PCN prosecutions are like buses it seems. You wait ages then two come along at once, writes Roderick Morton.
Hot on the heels of our note in January’s NAPE newsletter of a PCN (planning contravention notice) prosecution in Ealing comes another PCN prosecution case, this time in Maidenhead. In Russnak-Johnston vs Reading Magistrates and Royal Borough of Windsor and Maidenhead  EWHC 112 (Admin) the High Court was asked to consider the nature of offences relating to failure to complete PCNs fully and providing false or misleading information.
The claimant operated a livery stables on Green Belt land near Maidenhead and may have lived in a caravan on site. The site had planning permission for a limited number of non-commercial stables. Information received by the council suggested the operation was more extensive than authorised. The council issued two PCNs in 2016 asking for information and documents. Notably, the council asked for copies of any commercial livery agreements and asked questions about residential use. Limited responses were received to both PCNs. The council served an enforcement notice in January 2017. The day before the public inquiry in February 2018, the claimant served a bundle of late evidence (including commercial livery agreements) which caused the council to have to withdraw the notice.
In June 2018, the Council prosecuted the claimant for failing to provide the information requested in the PCNs and for making false statements within the PCN responses.

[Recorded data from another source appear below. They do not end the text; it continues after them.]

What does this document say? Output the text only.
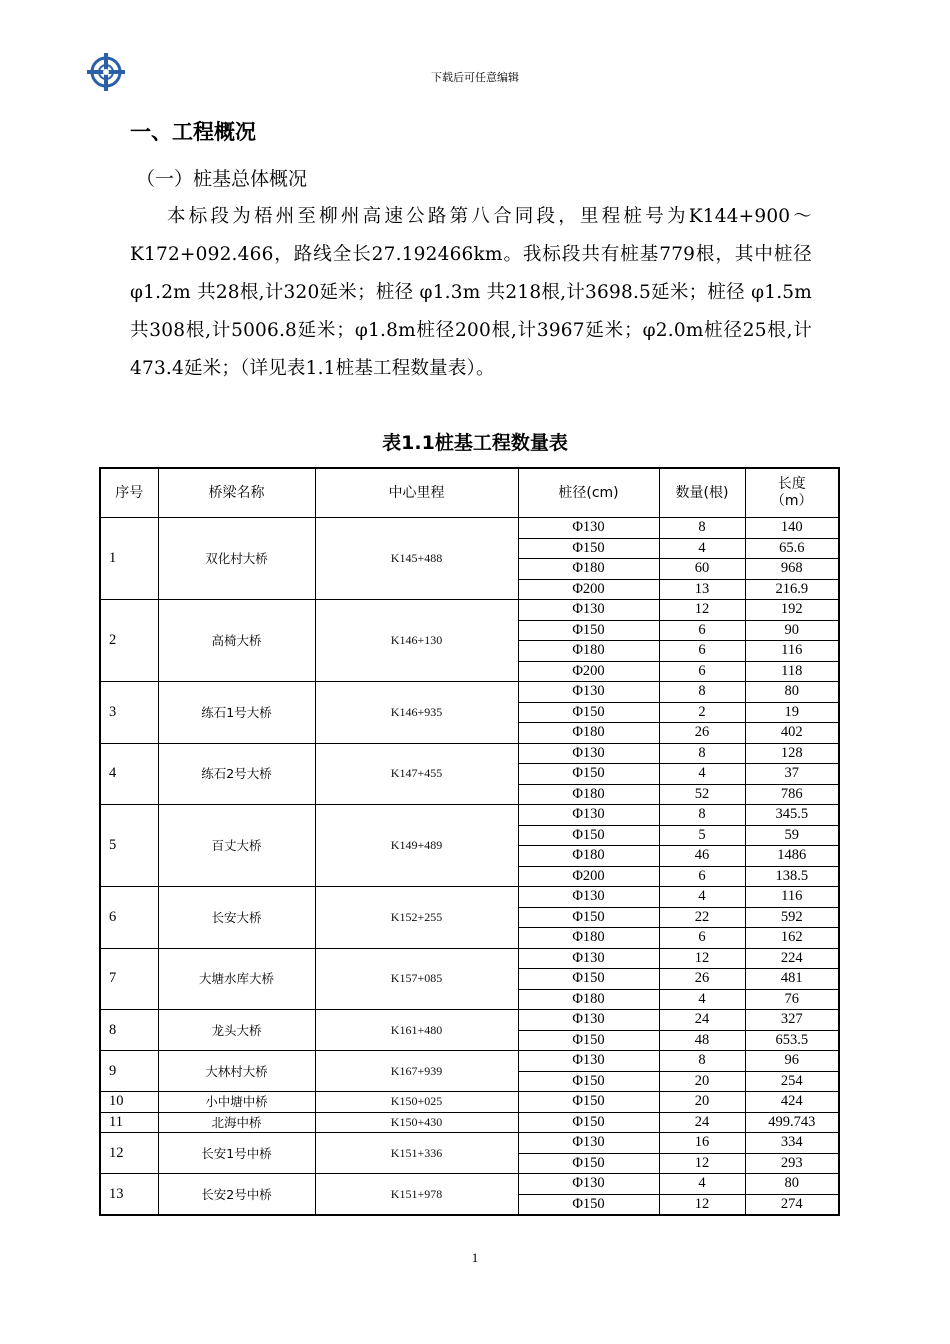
下载后可任意编辑
一、工程概况
（一）桩基总体概况
本标段为梧州至柳州高速公路第八合同段，里程桩号为K144+900～K172+092.466，路线全长27.192466km。我标段共有桩基779根，其中桩径 φ1.2m 共28根,计320延米；桩径 φ1.3m 共218根,计3698.5延米；桩径 φ1.5m 共308根,计5006.8延米；φ1.8m桩径200根,计3967延米；φ2.0m桩径25根,计473.4延米；（详见表1.1桩基工程数量表）。
表1.1桩基工程数量表
序号	桥梁名称	中心里程	桩径(cm)	数量(根)	长度
（m）
1	双化村大桥	K145+488	Φ130	8	140
			Φ150	4	65.6
			Φ180	60	968
			Φ200	13	216.9
2	高椅大桥	K146+130	Φ130	12	192
			Φ150	6	90
			Φ180	6	116
			Φ200	6	118
3	练石1号大桥	K146+935	Φ130	8	80
			Φ150	2	19
			Φ180	26	402
4	练石2号大桥	K147+455	Φ130	8	128
			Φ150	4	37
			Φ180	52	786
5	百丈大桥	K149+489	Φ130	8	345.5
			Φ150	5	59
			Φ180	46	1486
			Φ200	6	138.5
6	长安大桥	K152+255	Φ130	4	116
			Φ150	22	592
			Φ180	6	162
7	大塘水库大桥	K157+085	Φ130	12	224
			Φ150	26	481
			Φ180	4	76
8	龙头大桥	K161+480	Φ130	24	327
			Φ150	48	653.5
9	大林村大桥	K167+939	Φ130	8	96
			Φ150	20	254
10	小中塘中桥	K150+025	Φ150	20	424
11	北海中桥	K150+430	Φ150	24	499.743
12	长安1号中桥	K151+336	Φ130	16	334
			Φ150	12	293
13	长安2号中桥	K151+978	Φ130	4	80
			Φ150	12	274
1
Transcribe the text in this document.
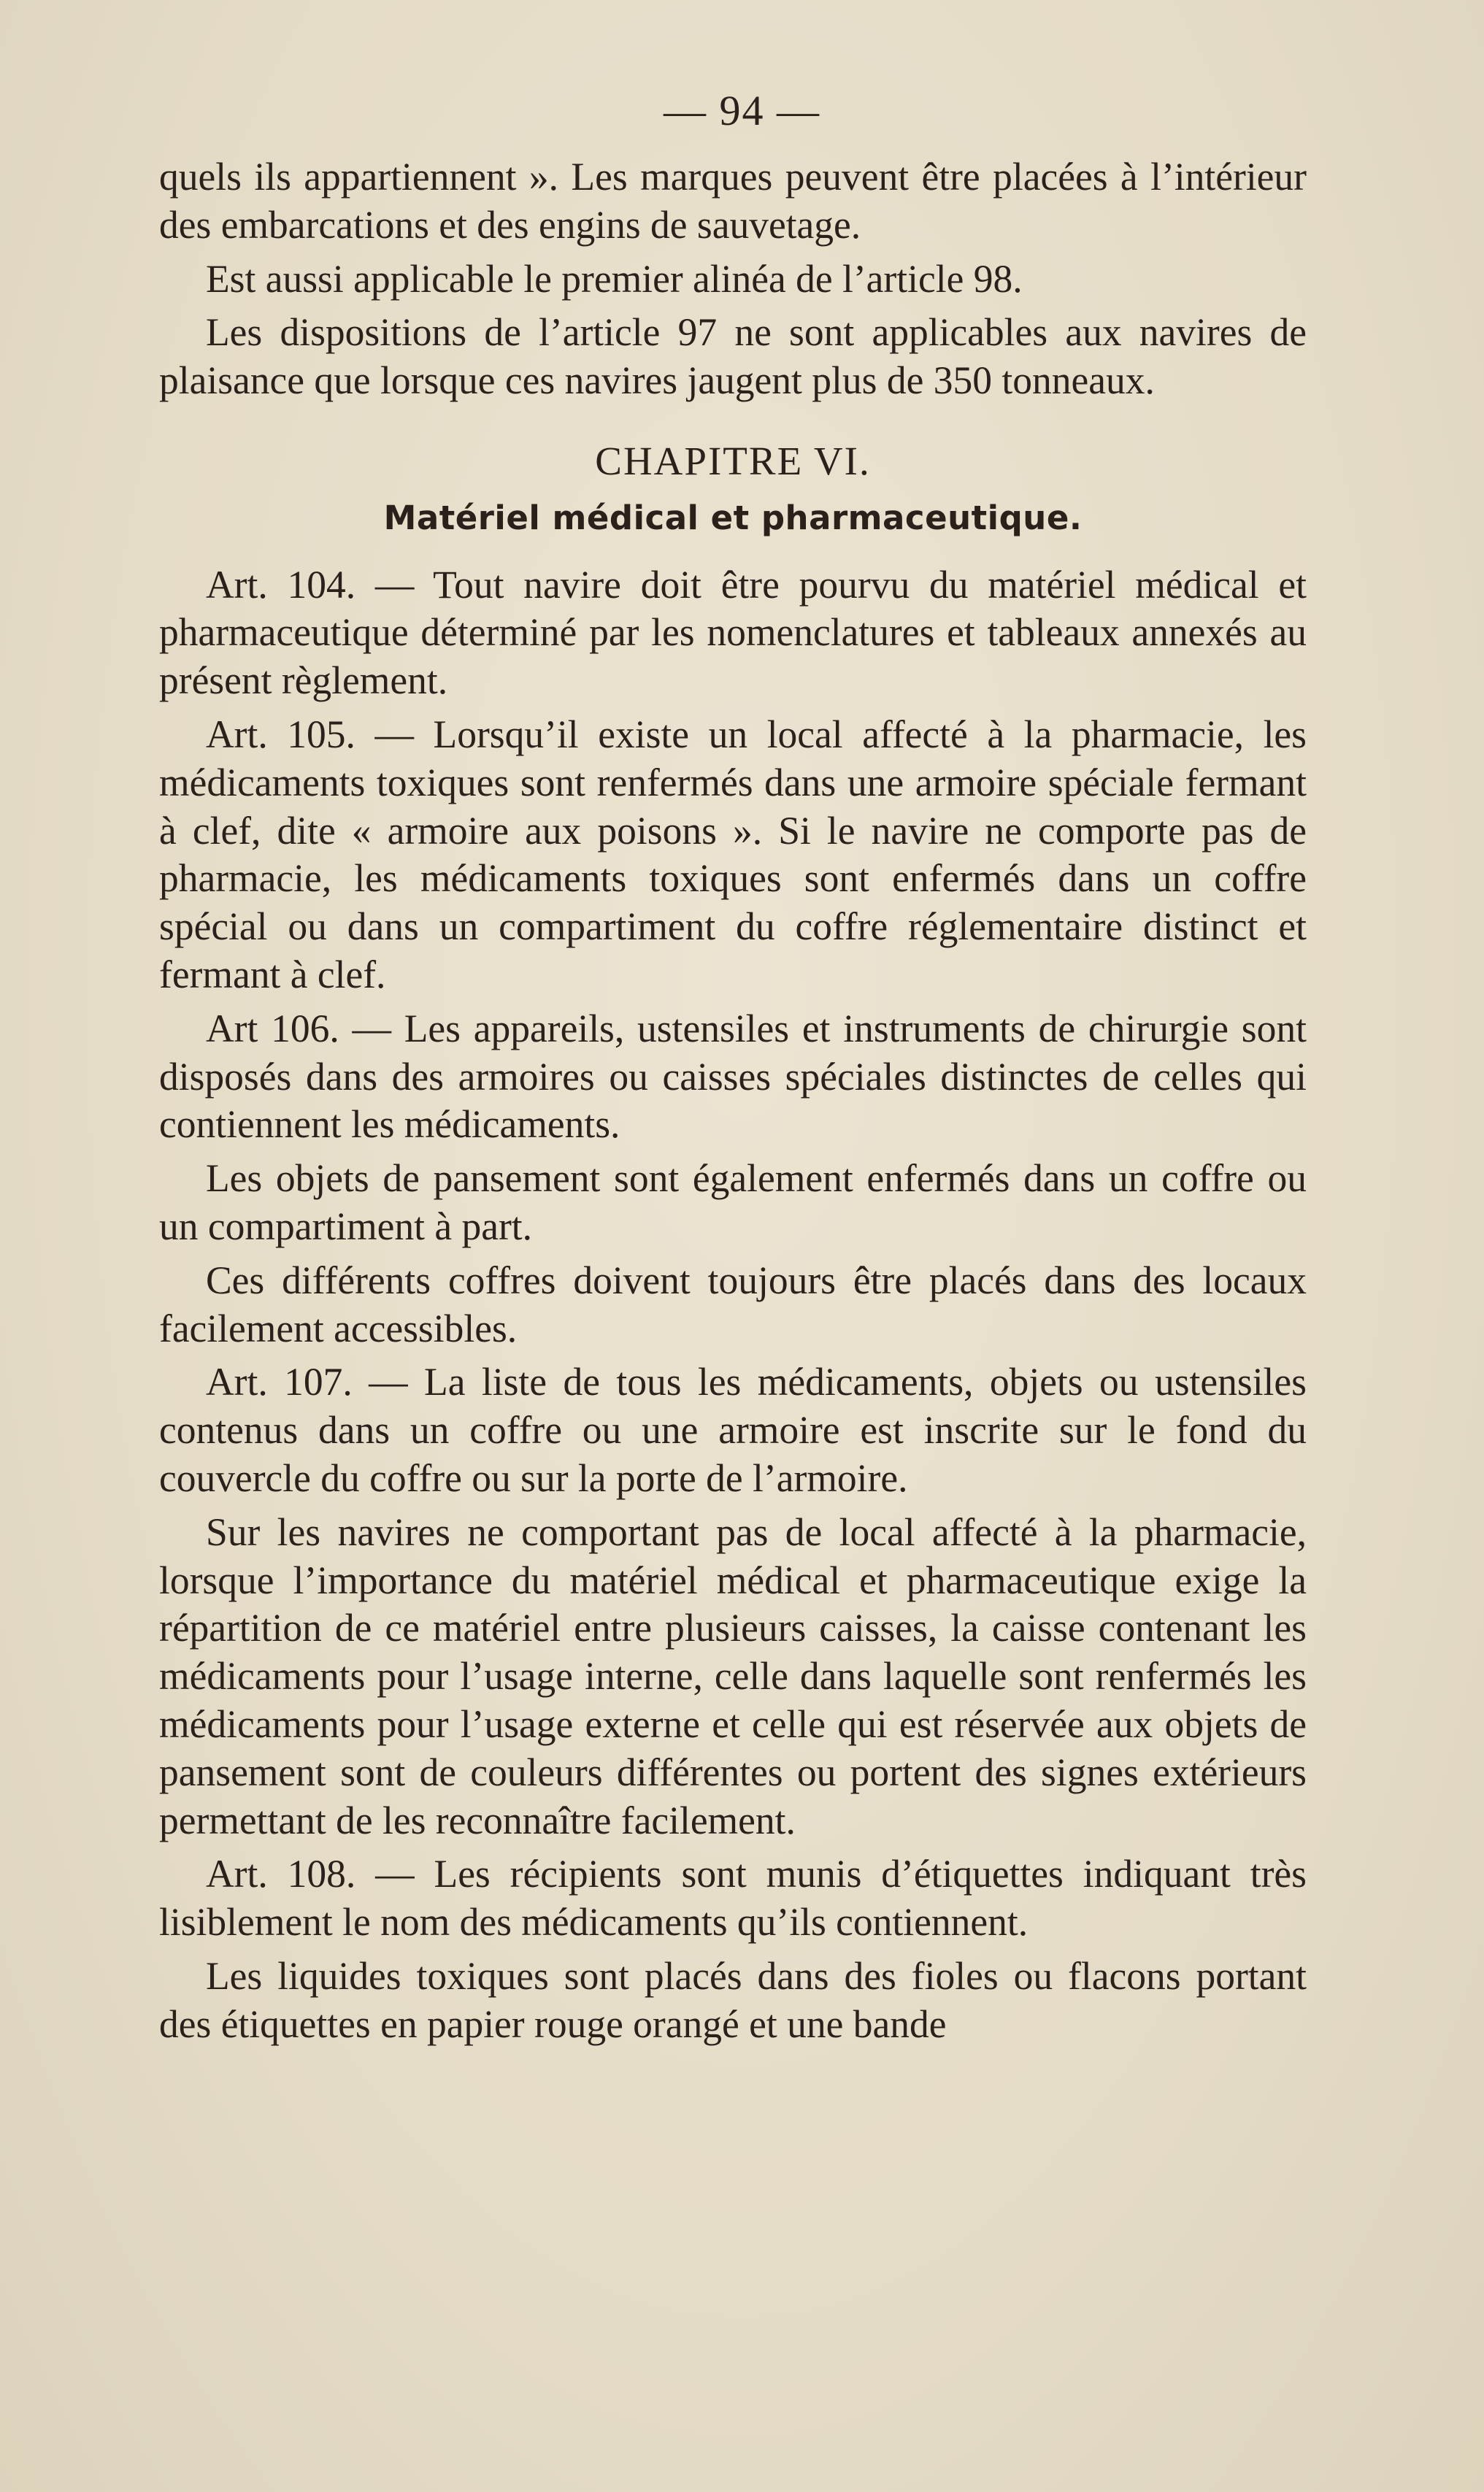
— 94 —

quels ils appartiennent ». Les marques peuvent être placées à l’intérieur des embarcations et des engins de sauvetage.

Est aussi applicable le premier alinéa de l’article 98.

Les dispositions de l’article 97 ne sont applicables aux navires de plaisance que lorsque ces navires jaugent plus de 350 tonneaux.

CHAPITRE VI.
Matériel médical et pharmaceutique.

Art. 104. — Tout navire doit être pourvu du matériel médical et pharmaceutique déterminé par les nomenclatures et tableaux annexés au présent règlement.

Art. 105. — Lorsqu’il existe un local affecté à la pharmacie, les médicaments toxiques sont renfermés dans une armoire spéciale fermant à clef, dite « armoire aux poisons ». Si le navire ne comporte pas de pharmacie, les médicaments toxiques sont enfermés dans un coffre spécial ou dans un compartiment du coffre réglementaire distinct et fermant à clef.

Art 106. — Les appareils, ustensiles et instruments de chirurgie sont disposés dans des armoires ou caisses spéciales distinctes de celles qui contiennent les médicaments.

Les objets de pansement sont également enfermés dans un coffre ou un compartiment à part.

Ces différents coffres doivent toujours être placés dans des locaux facilement accessibles.

Art. 107. — La liste de tous les médicaments, objets ou ustensiles contenus dans un coffre ou une armoire est inscrite sur le fond du couvercle du coffre ou sur la porte de l’armoire.

Sur les navires ne comportant pas de local affecté à la pharmacie, lorsque l’importance du matériel médical et pharmaceutique exige la répartition de ce matériel entre plusieurs caisses, la caisse contenant les médicaments pour l’usage interne, celle dans laquelle sont renfermés les médicaments pour l’usage externe et celle qui est réservée aux objets de pansement sont de couleurs différentes ou portent des signes extérieurs permettant de les reconnaître facilement.

Art. 108. — Les récipients sont munis d’étiquettes indiquant très lisiblement le nom des médicaments qu’ils contiennent.

Les liquides toxiques sont placés dans des fioles ou flacons portant des étiquettes en papier rouge orangé et une bande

S171C(2) allows a council to serve a PCN requesting “such information…as may be specified in the notice”. Failure to comply with any requirement of a PCN is an offence under s171D(1) TCPA 1990. Provision of false or misleading particulars in response to a PCN is an offence under s171D(5). Both offences are “summary only” offences, meaning that they can only be prosecuted in the Magistrates Court and the summons must be brought within 6 months of the date of the offence.
The prosecutions were brought more than 6 months after the date of the PCN responses but less than 6 months after the date on which the council became aware that the responses were false or incomplete (ie the day before the public inquiry). The claimant said that the council brought the prosecutions too late. The Magistrates disagreed. They held that the 6 months only started when the council became aware of the falsehoods.
The claimant also said that the livery agreements were documents and that the power to request information under the PCN did not include documents as such, only “information”; as such it could not be an offence to fail to provide documents. The Magistrates disagreed.
The case was referred to the High Court on these issues.
The High Court held that the “information” which could be requested under a PCN included any documents. After a wide-ranging review of planning and analogous UK legislation, including the Carnwath Report and the s171 regime, the court concluded that, since the point of a PCN is to obtain information as to the use of the land at an early stage of an investigation, taking a restrictive view as to the meaning of “information” was not justified.
Turning to the issue of time limits, the High Court concluded that the offence under s171D(1) (ie failure to comply with a requirement of the PCN) was a continuing offence, running from the date on which a response was required until such time as a full response was provided. As the claimant had not complied with the PCN requirement to provide documents until the day before the inquiry, the Council had issued the summons in time.
By contrast, the requirement not to give false or misleading particulars in any response was a “once and for all” requirement. As with other summary offences, it runs strictly from the date of the offence (in this case, the date of the PCN response) and not from the date the council finds out about the falsehood. As such, the council was out of time on those offences.
It is easy to forget the need for speed when it comes to PCN prosecutions. The 6 month time limit is strict. There are other areas of law where primary legislation has extended the 6 month limit until the date the enforcing authority had knowledge of the offence. Not so in planning enforcement.
However, this case is good authority that, if the offence can be framed as a failure to provide information, the fact that it is a continuing offence does give some leeway to prosecute even when apparently out of time.
There remains an interesting question as to whether the provision of false information (strict 6 month limit) could also be framed as a failure to provide the correct information (continuing offence).
The case is also helpful in emphasising the broad nature of the information that can be demanded under the PCN. That said, the information requested must still relate to the suspected contravention and should not amount to a fishing expedition.